The Daily Telegraph 

Insurer Admiral boasts an “entrepreneurial culture”, consistent profits and a “high but sustainable” yield of 3.7%. Buy (3,201p). Patents specialist RWS is a market leader in helping businesses protect their intellectual property (IP). It is “well managed”, and the economy looks “sure to rely ever more on IP”. Buy (557p)

Shares

Industrial-equipment rental group Ashtead doesn’t look cheap and offers a “modest” yield of 1%. But the firm’s dividend-growth track record is “exceptional”; it maintained its progressive dividend policy throughout the pandemic. Buy (4,985p).
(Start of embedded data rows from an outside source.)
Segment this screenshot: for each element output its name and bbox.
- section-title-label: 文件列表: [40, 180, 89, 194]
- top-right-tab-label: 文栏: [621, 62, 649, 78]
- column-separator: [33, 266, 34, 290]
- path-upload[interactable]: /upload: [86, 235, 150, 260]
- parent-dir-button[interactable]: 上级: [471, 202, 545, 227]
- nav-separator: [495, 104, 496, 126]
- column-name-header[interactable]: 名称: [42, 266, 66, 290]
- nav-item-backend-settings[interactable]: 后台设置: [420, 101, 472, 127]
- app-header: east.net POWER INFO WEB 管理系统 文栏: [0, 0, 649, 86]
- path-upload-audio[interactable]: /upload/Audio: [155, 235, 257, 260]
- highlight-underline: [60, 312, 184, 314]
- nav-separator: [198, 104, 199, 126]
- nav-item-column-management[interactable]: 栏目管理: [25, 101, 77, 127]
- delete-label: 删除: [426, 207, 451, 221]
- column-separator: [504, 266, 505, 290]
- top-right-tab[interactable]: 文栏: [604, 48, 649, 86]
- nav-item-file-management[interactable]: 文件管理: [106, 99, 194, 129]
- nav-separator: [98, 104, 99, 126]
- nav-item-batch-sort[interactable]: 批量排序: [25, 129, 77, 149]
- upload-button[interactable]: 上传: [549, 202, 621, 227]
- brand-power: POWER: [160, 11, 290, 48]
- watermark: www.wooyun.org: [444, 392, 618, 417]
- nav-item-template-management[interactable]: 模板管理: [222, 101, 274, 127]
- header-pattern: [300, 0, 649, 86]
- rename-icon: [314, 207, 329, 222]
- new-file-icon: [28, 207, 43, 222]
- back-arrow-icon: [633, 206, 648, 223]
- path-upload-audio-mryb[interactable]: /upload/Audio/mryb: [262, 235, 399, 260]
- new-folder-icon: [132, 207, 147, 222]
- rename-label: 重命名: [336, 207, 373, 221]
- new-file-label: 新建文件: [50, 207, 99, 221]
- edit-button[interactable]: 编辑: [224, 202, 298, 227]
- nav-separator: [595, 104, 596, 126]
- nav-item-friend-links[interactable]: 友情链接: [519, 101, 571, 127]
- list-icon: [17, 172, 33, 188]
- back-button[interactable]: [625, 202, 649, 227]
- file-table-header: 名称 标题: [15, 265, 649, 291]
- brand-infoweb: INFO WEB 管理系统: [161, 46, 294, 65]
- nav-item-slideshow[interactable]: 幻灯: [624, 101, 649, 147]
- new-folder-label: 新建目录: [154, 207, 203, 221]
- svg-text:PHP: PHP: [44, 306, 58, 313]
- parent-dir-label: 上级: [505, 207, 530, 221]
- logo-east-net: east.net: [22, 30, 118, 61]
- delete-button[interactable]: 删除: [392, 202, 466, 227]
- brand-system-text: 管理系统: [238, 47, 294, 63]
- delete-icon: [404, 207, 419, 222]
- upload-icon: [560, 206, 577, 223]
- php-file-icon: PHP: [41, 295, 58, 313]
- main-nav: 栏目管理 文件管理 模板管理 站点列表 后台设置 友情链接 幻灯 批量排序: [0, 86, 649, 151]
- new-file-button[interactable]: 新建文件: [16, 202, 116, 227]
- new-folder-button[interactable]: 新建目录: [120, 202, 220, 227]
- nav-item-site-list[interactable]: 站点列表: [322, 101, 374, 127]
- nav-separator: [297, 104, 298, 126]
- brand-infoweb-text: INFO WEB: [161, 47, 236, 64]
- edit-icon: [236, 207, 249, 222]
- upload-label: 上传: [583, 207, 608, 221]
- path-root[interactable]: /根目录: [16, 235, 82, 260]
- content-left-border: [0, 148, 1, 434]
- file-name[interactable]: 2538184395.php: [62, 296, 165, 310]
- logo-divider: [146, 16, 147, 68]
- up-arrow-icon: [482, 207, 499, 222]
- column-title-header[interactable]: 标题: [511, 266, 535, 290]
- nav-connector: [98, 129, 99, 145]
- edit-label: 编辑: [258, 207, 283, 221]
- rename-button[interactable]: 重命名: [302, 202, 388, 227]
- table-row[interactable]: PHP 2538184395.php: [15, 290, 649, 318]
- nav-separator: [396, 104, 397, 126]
Fevertree Drinks is also a buy, having increased its dividend by 38% over the last six years (2,558p)

Investors’ Chronicle 

Iron castings and machining specialist Castings was hit by a slump in demand throughout the pandemic and although it is now back to full production, there is still considerable uncertainty ahead. The global semiconductor shortage, moreover, does not bode well for the group, which is heavily reliant on the automotive industry. Hold (382p)

Motley Fool

Office furniture maker Steelcase was hurt by the pandemic as people worked from home, and this market “will take a lot longer to bounce back” than others. Avoid ($14.24). New bitcoin investment vehicle Osprey Bitcoin Trust offers a low-cost way to gain exposure to bitcoin. But it is trading at a “big premium” to its underlying assets, and with rival and much larger alternative Grayscale Bitcoin Trust on a 14% discount to net asset value (NAV), it is best avoided for now ($13.12).